Kinahan has made huge strides into Scotland in recent years and is believed to have gone to war with a rival Glasgow gang.

Cops there are investigating Kinahan’s links to Scotland’s most wanted man, who was recently reported to be working as an enforcer for the Irish mob and hiding out in Spain.

Murder suspect Derek ‘Deco’ Ferguson fled Scotland after a barman was shot dead in Glasgow in 2007 and his fellow suspect Billy Bates was found dead weeks later.

Police believe Bates was killed before he could give himself up and they are keen to speak to Ferguson about what happened to him. Kinahan is understood to have recruited Ferguson two years ago.

The Irish drug tsar is also believed to be at loggerheads with the infamous Adams family from London, who have controlled much of the city’s drug needs for decades.

In Liverpool he has key lieutenants, making sure he is getting as big a cut as he can from the Merseyside territory.

And in Birmingham a senior lieutenant from Ireland operates as the region boss while transporting drugs through a second-hand car racket into Ireland.

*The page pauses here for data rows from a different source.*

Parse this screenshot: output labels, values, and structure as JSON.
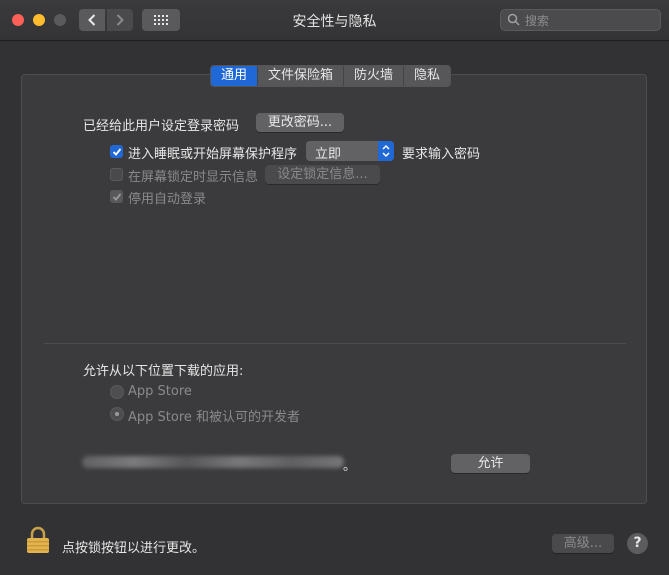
{
  "window": {
    "title": "安全性与隐私",
    "search_placeholder": "搜索"
  },
  "tabs": [
    {
      "label": "通用",
      "active": true
    },
    {
      "label": "文件保险箱",
      "active": false
    },
    {
      "label": "防火墙",
      "active": false
    },
    {
      "label": "隐私",
      "active": false
    }
  ],
  "general": {
    "password_label": "已经给此用户设定登录密码",
    "change_password_button": "更改密码...",
    "require_password": {
      "checked": true,
      "label": "进入睡眠或开始屏幕保护程序",
      "select_value": "立即",
      "suffix": "要求输入密码"
    },
    "lock_message": {
      "checked": false,
      "enabled": false,
      "label": "在屏幕锁定时显示信息",
      "button": "设定锁定信息..."
    },
    "disable_auto_login": {
      "checked": true,
      "enabled": false,
      "label": "停用自动登录"
    }
  },
  "downloads": {
    "heading": "允许从以下位置下载的应用:",
    "options": [
      {
        "label": "App Store",
        "selected": false
      },
      {
        "label": "App Store 和被认可的开发者",
        "selected": true
      }
    ],
    "blocked_message_tail": "。",
    "allow_button": "允许"
  },
  "footer": {
    "lock_text": "点按锁按钮以进行更改。",
    "advanced_button": "高级...",
    "help": "?"
  },
  "colors": {
    "accent": "#1f68d6",
    "window_bg": "#323234",
    "panel_bg": "#3b3b3d"
  }
}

Daniel and Christopher Jnr are the heirs to their father’s throne and both live in gated mansions and look after the day-to-day running of the enormous drugs, weapons and money laundering operation.

The Kinahans are believed to be responsible for up to 90 per cent of all drugs that are sold in Ireland and act as wholesalers for dangerous gangs all over the country.

In fact, a drugs outfit can measure its success or failure on its relationship with the Kinahan gang. On the Costa they are becoming equal in power to Russian and Colombian cartels based there.